Die Kunstfigur Monroe hat analytische Wirkung, darauf hat Frieda Grafe hingewiesen: Die wilde Übertreibung des Sexismus legt dessen Mechanismen bloß. Marilyn Monroe war stets nur gerade noch von dieser Welt: Dreht man die Schraube der Karikatur nur ein bisschen weiter, landet man - siehe Jayne Mansfield - im Surrealismus des Cartoons. Ein ängstliches kleines Mädchen sei sie gewesen, "nicht das geringste Selbstvertrauen“: So sah ihr Regisseur Howard Hawks das. Sie habe sich immer davor gefürchtet aufzutreten, zuletzt mehr denn je.
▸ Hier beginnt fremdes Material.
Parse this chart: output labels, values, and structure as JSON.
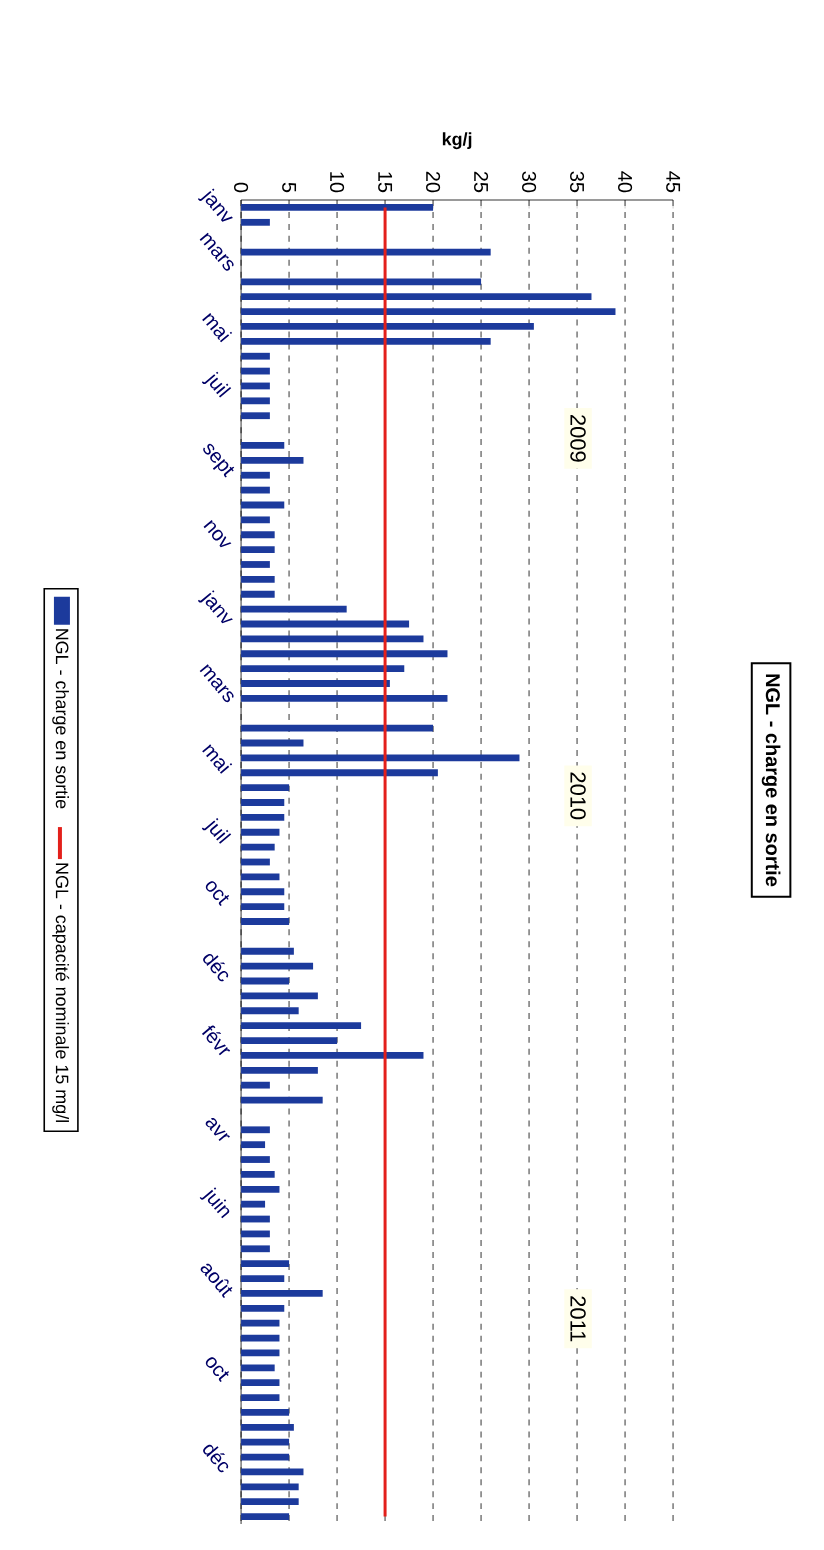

Und doch war sie die Apotheose der Fotogenität: eine Verzweiflungstäterin, die nichts als ihre libidinöse Naivität gegen den Leidensdruck aufzubieten hatte, unter dem sie litt. Sie führte, fast wider Willen, eine Existenz für die Kamera, vor der Kamera, ein Leben für die Ablichtung: objektiv strahlend.
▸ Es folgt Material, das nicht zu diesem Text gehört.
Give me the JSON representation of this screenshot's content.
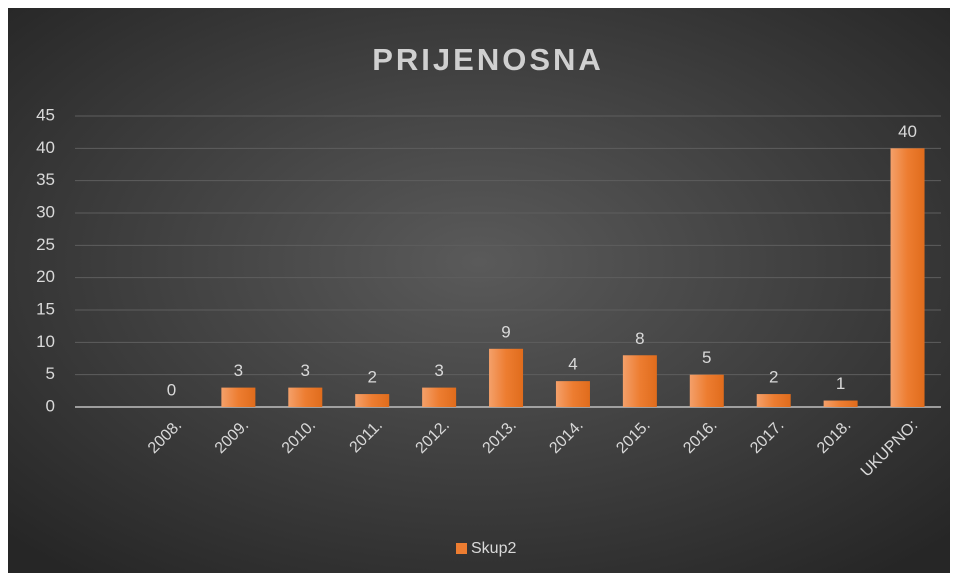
{
  "chart_data": {
    "type": "bar",
    "title": "PRIJENOSNA",
    "categories": [
      "2008.",
      "2009.",
      "2010.",
      "2011.",
      "2012.",
      "2013.",
      "2014.",
      "2015.",
      "2016.",
      "2017.",
      "2018.",
      "UKUPNO:"
    ],
    "series": [
      {
        "name": "Skup2",
        "color": "#ed7d31",
        "values": [
          0,
          3,
          3,
          2,
          3,
          9,
          4,
          8,
          5,
          2,
          1,
          40
        ]
      }
    ],
    "ylim": [
      0,
      45
    ],
    "yticks": [
      0,
      5,
      10,
      15,
      20,
      25,
      30,
      35,
      40,
      45
    ],
    "grid": true,
    "legend": "bottom"
  }
}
So schimmert etwas verstörend Reales durch die mehrheitlich absurden Performances, die sie zu geben hatte - und es ist diese Doppeldeutigkeit, dieses Kippbild eines Lust- und Trauerspiels, an dem sich die Gegenwartskunst so unaufhörlich abarbeitet. In Monroes Darstellungen wurden Dinge sichtbar, die bis dahin in Hollywood unvorstellbar gewesen waren: die Selbstzweifel einer Popkönigin, die Gewaltverschmelzung von projizierter Wollust und realem Nervenzusammenbruch. Marilyn Monroe entzog sich nicht konsequent genug; den Weg, der geradewegs in ihren Untergang führte, taumelte sie entlang, weiter und weiter, weil sie wusste, dass es großartig aussah, wenn sie sich selbst immer heftiger beschädigte. Und dass niemand auch nur das geringste Problem damit haben würde, sie erst zu feiern und anschließend scheitern zu sehen. Mehr war für sie nicht zu machen: gute Miene zum bösen Spiel.